Eso fue lo primero que leí el pasado sábado, cuando aún estaba en la cama con el nórdico hasta las cejas, tras una noche que había dejado medio país congelado. La noticia resquebrajó mi estado de semiinconsciencia -¡con lo tranquilo que yo estaba!-, tal y como la lava había hecho horas antes con el lecho marino del Pacífico. La explosión fue de tal magnitud que las cenizas y los gases emitidos por el volcán alcanzaron los 20 kilómetros de altitud, allí donde la troposfera llega a su fin y las nubes se extinguen. En los segundos posteriores a la lectura me erguí como las momias salen de sus sarcófagos y anduve hasta el despacho también como ellas, aún al borde del nocaut. Los datos que salían del archipiélago polinésico eran asombrosos, entre ellos los primeros que ofrecía el tsunami que ya había afectado a las islas. Los expertos creen que la ola salió de una combinación entre la explosión y el derrumbe del edificio volcánico que quedaba del Hunga-Tonga. Con el paso de las horas acabó bañando todas las costas del monumental océano Pacífico.

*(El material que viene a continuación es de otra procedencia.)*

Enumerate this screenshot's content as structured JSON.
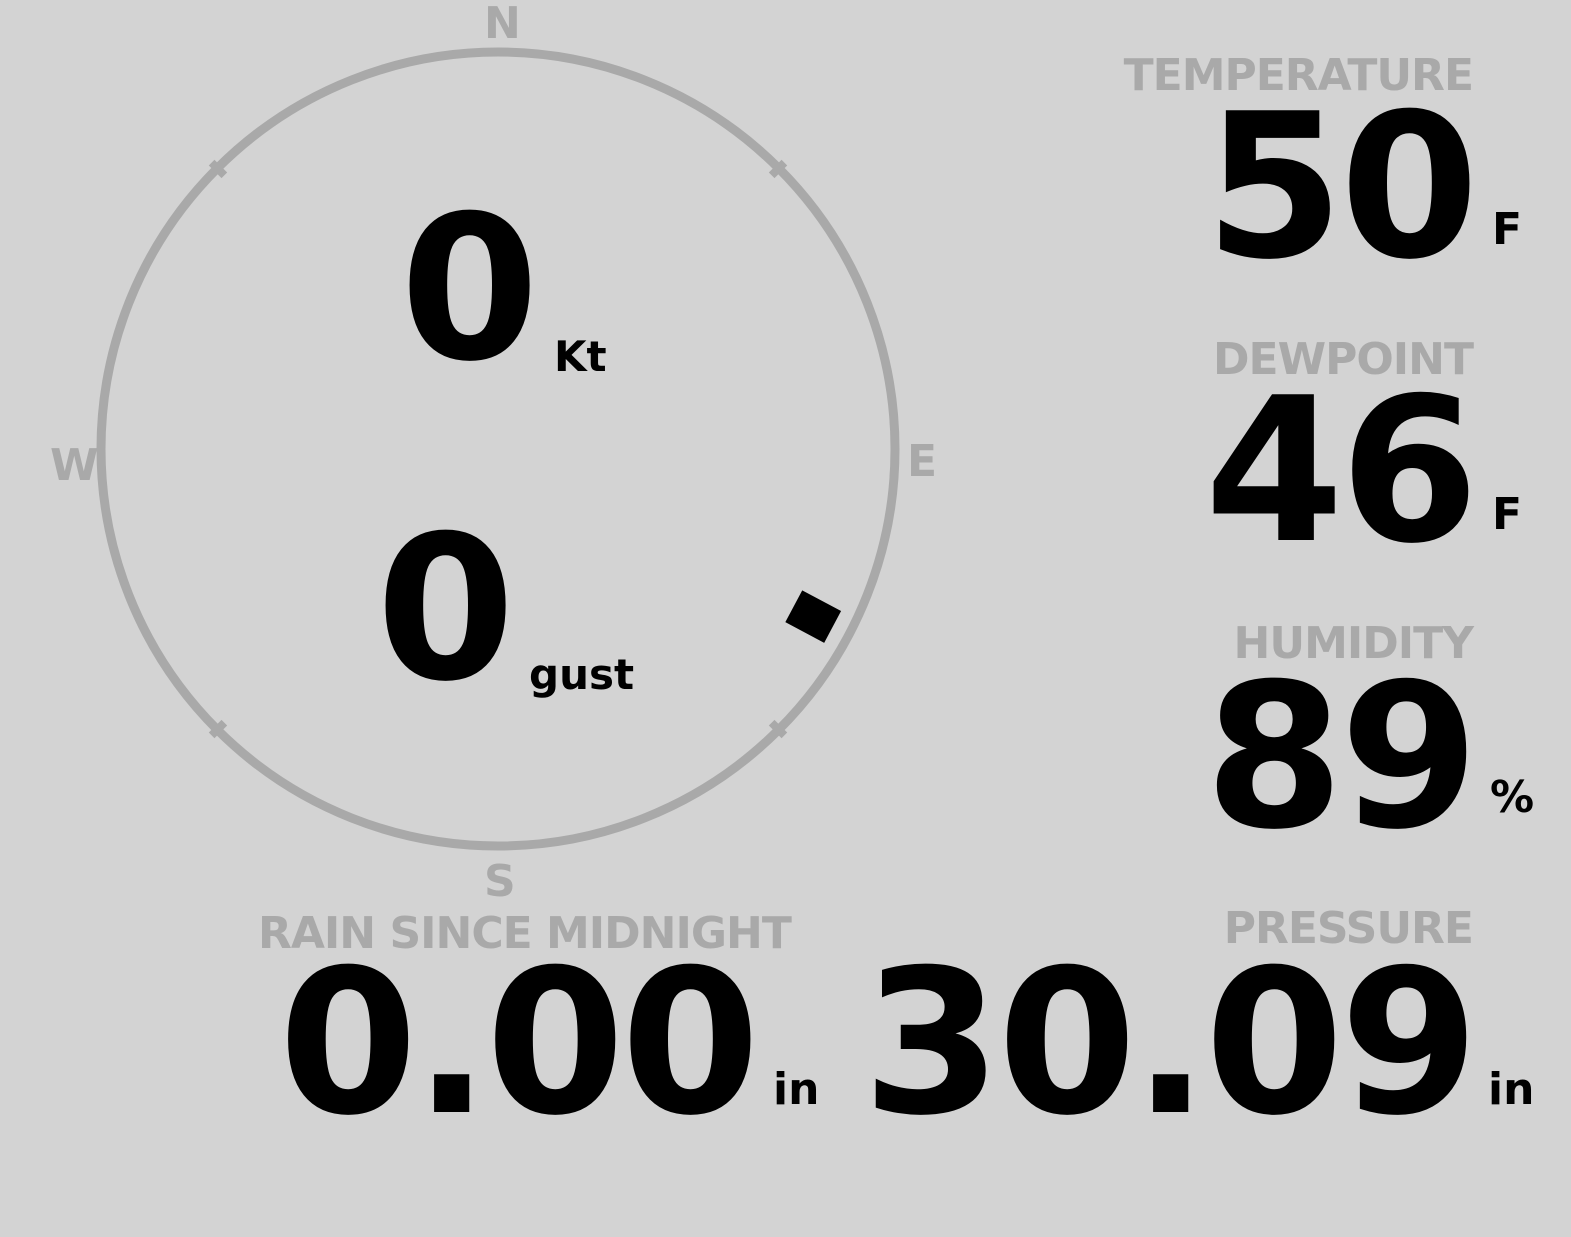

No es la mejor forma de empezar un fin de semana, porque cuando eso sucede, y eres responsable de una redacción dedicada a la información ambiental, se desencadena un arduo proceso de planificación y publicación de contenidos que en este caso se alargó hasta bien entrado el domingo. Uno de los momentos más apabullantes fue cuando los barómetros de todo nuestro país comenzaron a captar anomalías de presión. En las estaciones meteorológicas, lo que era una curva suave y ascendente se convirtió, de repente, en una rara sucesión de picos parecida al perfil de la etapa reina de la Vuelta España. Pronto salieron al paso multitud de observadores interpretando en ellos el paso de un tren de ondas de presión generadas por el mismísimo volcán de Tonga. El estallido fue de tal calibre que generó una onda de choque capaz de hacer oscilar la presión en todo el planeta. Avanzó desde las antípodas a una velocidad de 1000 kilómetros por hora hasta llegar a la estación de la casa de campo de mi familia, en Loriguilla, y a todo el regimiento de dispositivos que conforman la red de la Asociación Valenciana de Meteorología (AVAMET).

No sé a cuántas estaciones entré en la noche del sábado, pero probablemente la AVAMET tendrá el registro de un loco perdido yendo de una página de la web a otra, viendo como en todos los gráficos se contemplaba ese mismo patrón anómalo. Al día siguiente, a primera hora, contacté con los expertos de Meteored (tiempo.com) José Miguel Viñas y Francisco Martín. “Se han registrado oscilaciones bruscas de presión en todo el mundo y el sonido de la explosión se ha captado en Alaska”, acertó a comentar Viñas. Francisco ya me dejó patidifuso: “se estima que la onda pudo crear en Baleares un meteotsunami de varias decenas de centímetros”. Vaya forma de comenzar 2022 le dije, a lo que espetó “¡y espera que no venga una Filomena 2.0!” Obviamente llevaba un tono burlón.